L’entrepreneuriat social et solidaire, c’est le fait de créer votre entreprise tout en apportant des solutions à des problèmes sociétaux. À la différence d’une véritable organisation caritative, l’entreprise sociale a pour objectif premier de changer la société afin d’éradiquer le problème de la souffrance, mais pas de venir directement en aide aux personnes concernées par ce dernier, quelle que soit la forme juridique choisie.
L’histoire de l’entrepreneuriat à impact s’ancre dans celle de l’économie sociale et solidaire qui rassemble l’ensemble des structures dont le fonctionnement et les activités sont fondés sur un principe de solidarité et d’utilité sociale. La terminologie d’ « entrepreneur social », adoptée au début des années 1980 par Bill Drayton, le fondateur d’Ashoka, a permis de parler des individus plus que des organisations. Les entrepreneurs à impact montrent que l’on peut créer des entreprises qui, au delà de la maximisation des profits, ont de réelles préoccupations sociétales.
Ces dernières années, l’Économie sociale solidaire intéresse un nombre croissant de jeunes entrepreneurs souhaitant contribuer à la résolution d’un enjeu écologique, sociétal ou social qui les touchent particulièrement, ou bien créer une entreprise dans l’énergie renouvelable. Un projet d’ESS a généralement pour finalité de répondre à un besoin d’utilité environnementale ou sociale, et ce, dans l’intérêt public.

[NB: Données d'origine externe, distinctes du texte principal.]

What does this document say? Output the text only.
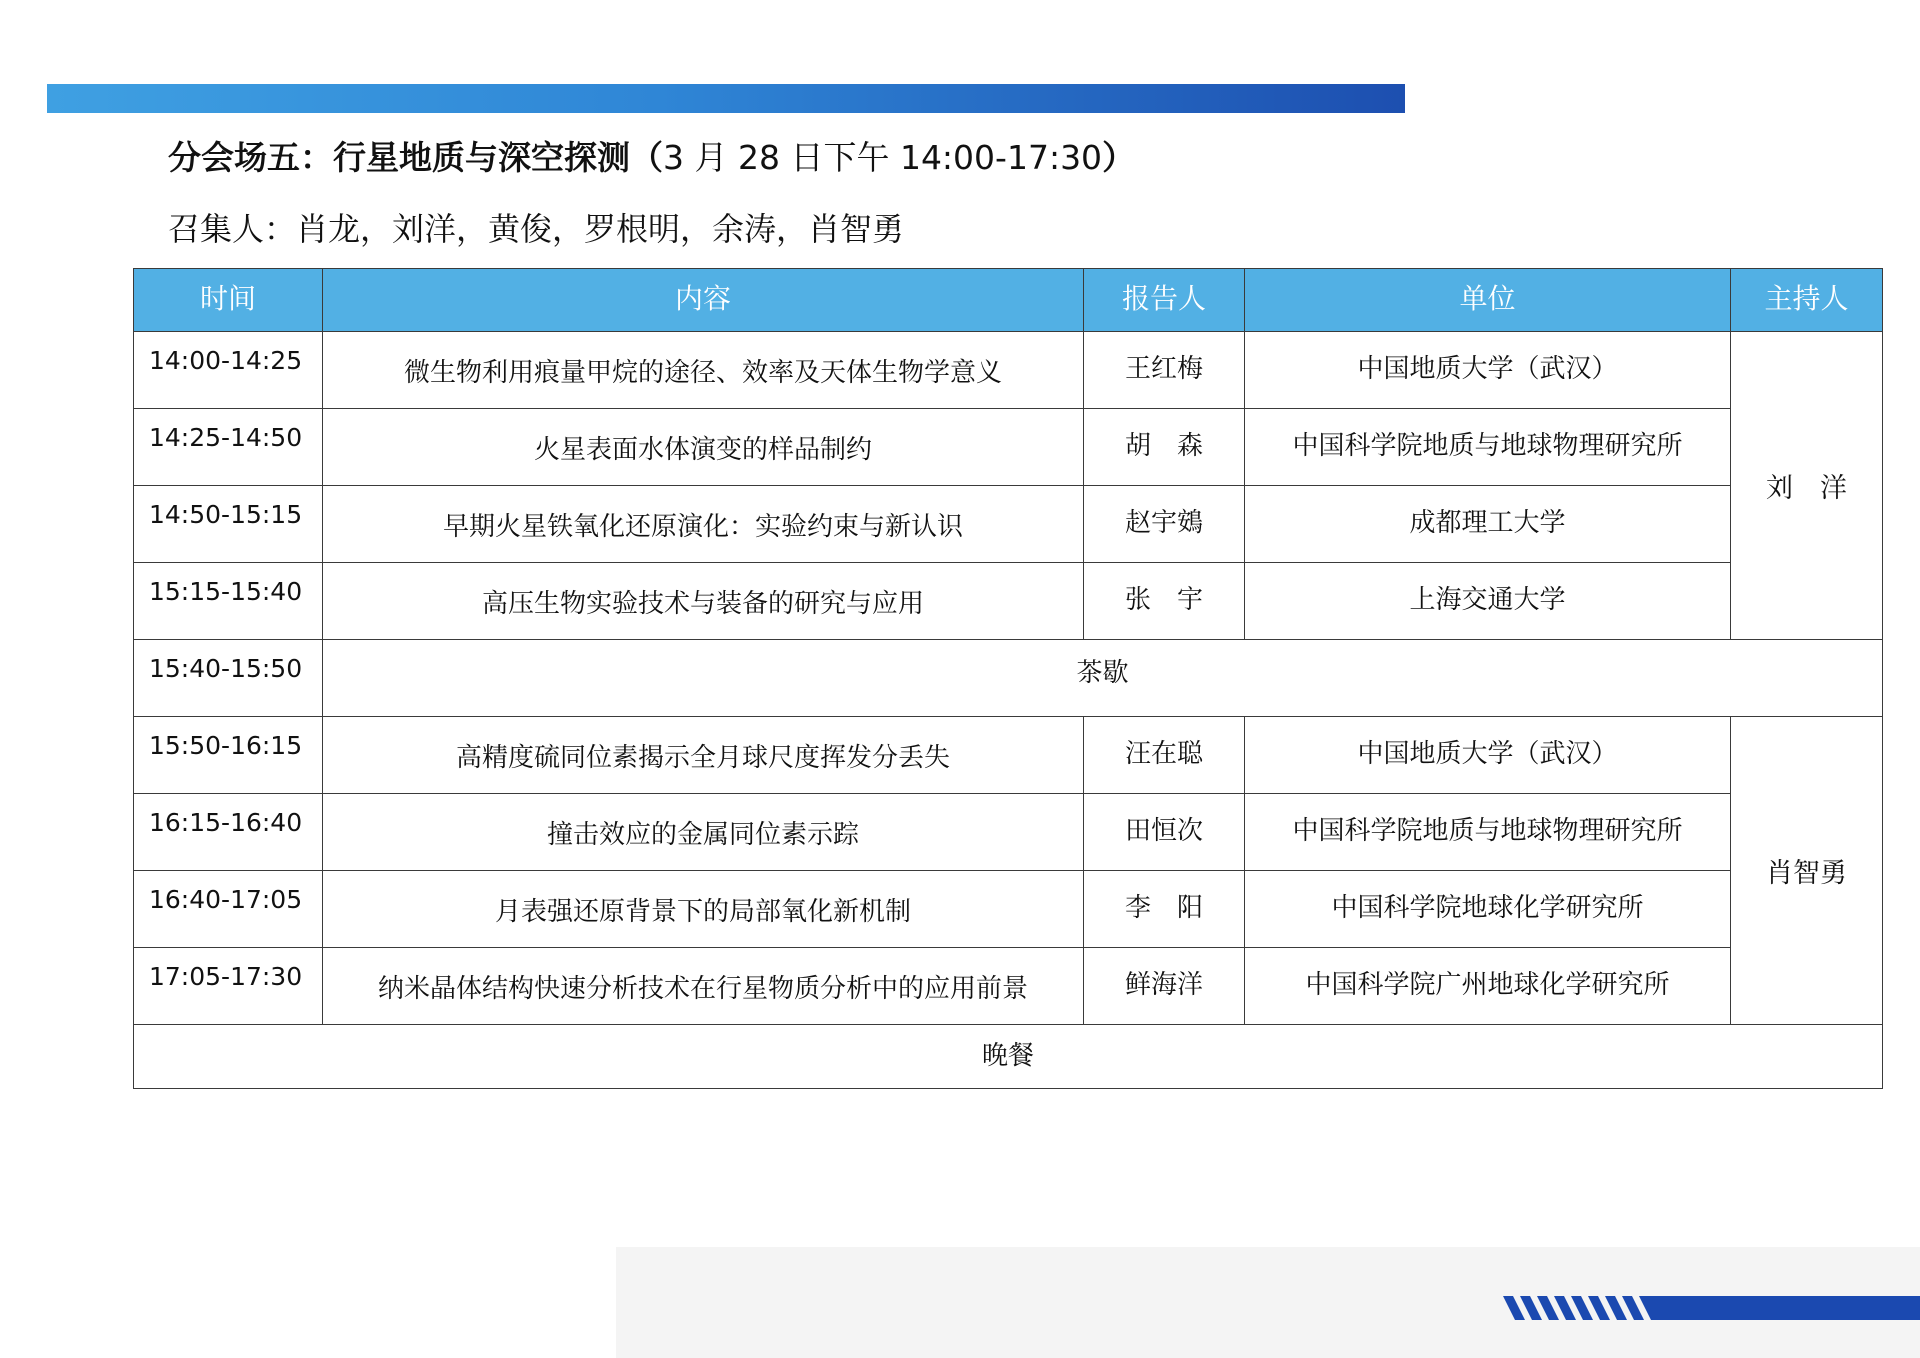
分会场五：行星地质与深空探测（3 月 28 日下午 14:00-17:30）
召集人：肖龙，刘洋，黄俊，罗根明，余涛，肖智勇
时间	内容	报告人	单位	主持人
14:00-14:25	微生物利用痕量甲烷的途径、效率及天体生物学意义	王红梅	中国地质大学（武汉）	刘　洋
14:25-14:50	火星表面水体演变的样品制约	胡　森	中国科学院地质与地球物理研究所	
14:50-15:15	早期火星铁氧化还原演化：实验约束与新认识	赵宇鴳	成都理工大学	
15:15-15:40	高压生物实验技术与装备的研究与应用	张　宇	上海交通大学	
15:40-15:50	茶歇			
15:50-16:15	高精度硫同位素揭示全月球尺度挥发分丢失	汪在聪	中国地质大学（武汉）	肖智勇
16:15-16:40	撞击效应的金属同位素示踪	田恒次	中国科学院地质与地球物理研究所	
16:40-17:05	月表强还原背景下的局部氧化新机制	李　阳	中国科学院地球化学研究所	
17:05-17:30	纳米晶体结构快速分析技术在行星物质分析中的应用前景	鲜海洋	中国科学院广州地球化学研究所	
晚餐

En effet, il se doit de trouver un modèle économique viable pour atteindre le seuil de rentabilité. Une fois qu’elle est en mesure de subvenir à ses besoins financiers, l’entreprise sociale pourra satisfaire un besoin réel de la population. En toute logique, elle n’aura pas la possibilité d’aider les autres si elle se trouve en situation précaire. Pour le mener à bien, l’entrepreneur social mobilise souvent un budget moyen de 500 000 euros.
Bon à savoir : en France, 7 % des entreprises exerçant des activités économiques à des fins sociales et génèrent 10 % du PIB. Il convient de savoir que des sociétés commerciales mettent en place des filiales à but non lucratif afin de mener des missions d’entrepreneuriat social et solidaire.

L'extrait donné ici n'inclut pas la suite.